A socialização da criança, nos seus primeiros anos de vida, caracteriza-se por uma interiorização da realidade tal como é apresentada pelos agentes de socialização mais relevantes nessa fase, geralmente os pais. A realidade apresentada por esses agentes será entendida não como uma realidade específica – uma alternativa entre muitas –, mas sim como a realidade – um absoluto. Mesmo os primeiros contactos com outras realidades são pautados por esta interiorização, a qual ganha ascendente sobre elas, sendo as alternativas de vida encaradas como anormalidades. Tal como os estudos de Piaget deixaram bastante claro, algumas crianças colocam as "verdades" dos pais acima de tudo, incluindo, por exemplo, das "verdades" de Deus. Só no momento em que as competências de abstracção e relativização da realidade social se vão consolidando é que a comparação entre os diferentes mundos passa a ser feita em termos mais comuns à que é feita pelos adultos. Do jogo de influências entre o que está vivido e o muito que está por viver há-de resultar, então, uma forma mais coerente de analisar a realidade e de encontrar nela um lugar próprio.

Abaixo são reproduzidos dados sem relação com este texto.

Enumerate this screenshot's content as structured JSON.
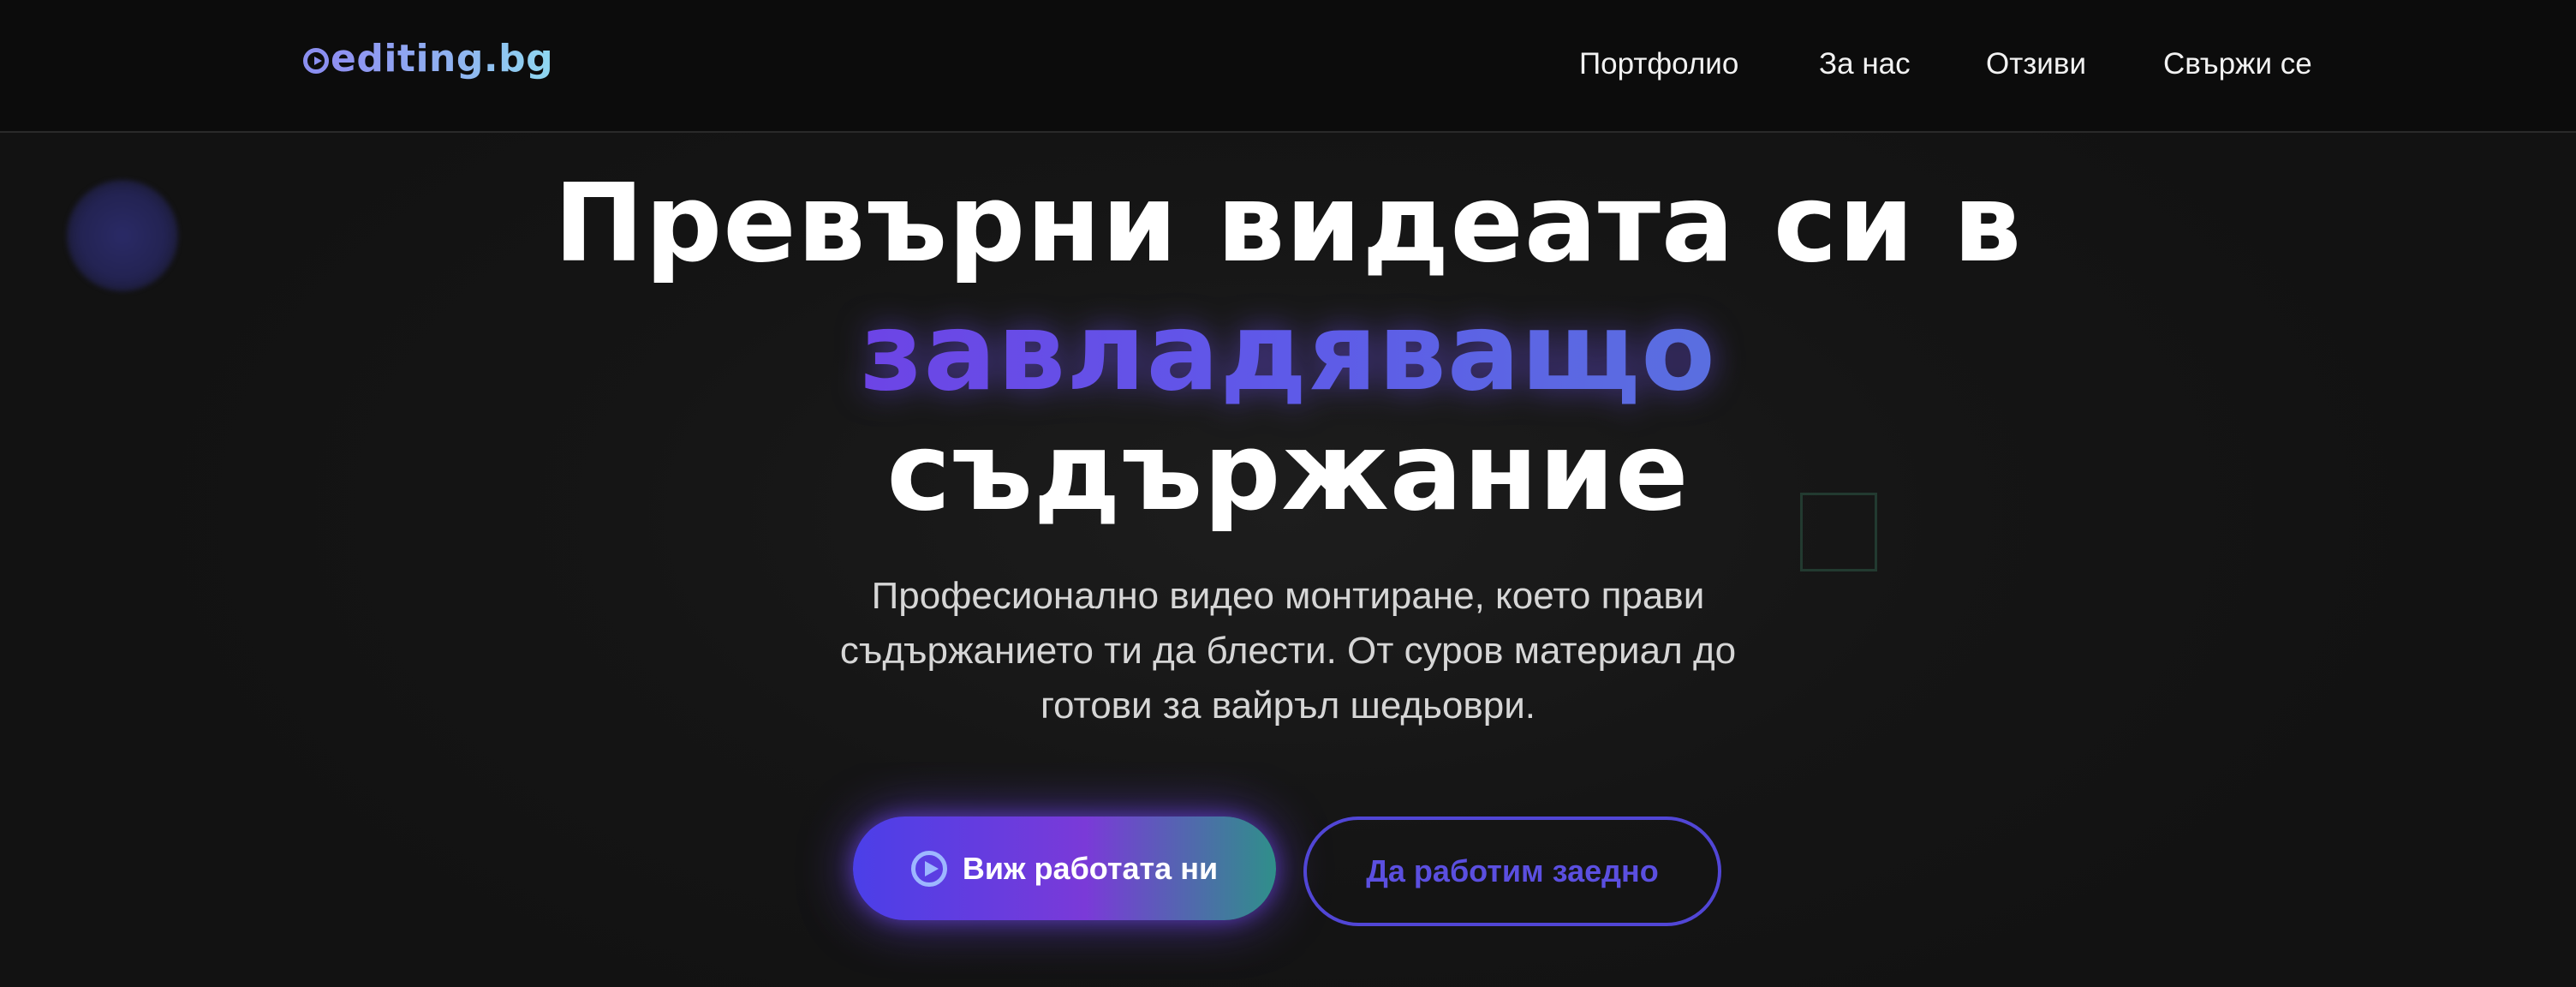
{
  "header": {
    "logo_text": "editing.bg",
    "nav": [
      {
        "label": "Портфолио"
      },
      {
        "label": "За нас"
      },
      {
        "label": "Отзиви"
      },
      {
        "label": "Свържи се"
      }
    ]
  },
  "hero": {
    "title_line1": "Превърни видеата си в",
    "title_accent": "завладяващо",
    "title_line3": "съдържание",
    "subtitle_line1": "Професионално видео монтиране, което прави",
    "subtitle_line2": "съдържанието ти да блести. От суров материал до",
    "subtitle_line3": "готови за вайръл шедьоври."
  },
  "buttons": {
    "primary_label": "Виж работата ни",
    "secondary_label": "Да работим заедно"
  },
  "colors": {
    "background": "#141414",
    "header_bg": "#0c0c0c",
    "accent": "#5e5ae8",
    "button_gradient_start": "#4b3fe8",
    "button_gradient_mid": "#7a3ad8",
    "button_gradient_end": "#2f8f8a",
    "secondary_border": "#5146d6"
  },
  "icons": {
    "logo": "play-circle-icon",
    "primary_button": "play-circle-icon"
  }
}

Mas se estes são os traços largos dos primeiros anos de socialização, o seu resultado concreto está dependente de inúmeras variáveis, entre as quais se devem contar, as biológicas, as psicológicas e as sociais.

Desta incerteza resultam tantos "depende" como resposta às difíceis perguntas que a Helena postou no 2 Dedos de Conversa. Tais factos serão importantes se as circunstâncias em que a criança é educada levarem à construção dessa necessidade. E, a partir do momento em que ela existe, não há como recusar-lhe legitimidade. Mas apenas nesse momento, e não antes, o que seria mera projecção da forma de estar do observador.

É inquestionável que um ambiente familiar saudável possui estabilidade e amor em doses reforçadas. Agora, por quantas pessoas devem ser essa estabilidade e esse amor assegurados é uma questão bastante diferente. Uma família monoparental não tem, forçosamente, de ser uma família diminuída no seu amor e na sua solidez de laços. Será, porventura, uma família condicionada na desejável distribuição de tarefas. Mas a consequência lógica desse facto é mais trabalho e não menos amor. Aliás, uma família monoparental que funciona bem é incomparavelmente melhor do que uma família biparental que não funciona. Mais ainda, enquanto a monoparentalidade constitui uma família, a associação forçada de um dador de esperma a essa família não se sabe bem o que constituiria. Nesse campo, talvez a liberdade de decisão, o bom-senso e a ponderação sejam as melhores soluções.

A Helena diz que fica com uma série de pruridos éticos resolvidos se ficar claro que os progenitores biológicos têm deveres iguais em relação à criança, e a criança tem direitos iguais em relação a ambos. Mas, para terminar, pergunto eu agora, com um certo egoísmo, reconheço, porque estou a colocar o meu prazer em trocar ideias com a Helena à frente dos caixotes que ela tem de empacotar até Junho, pergunto eu, então, se o sexo ou o esperma conferem direitos? Ou não será antes o trabalho, o muito trabalho, todos os dias, um após outro, o material de que é feito um pai ou uma mãe?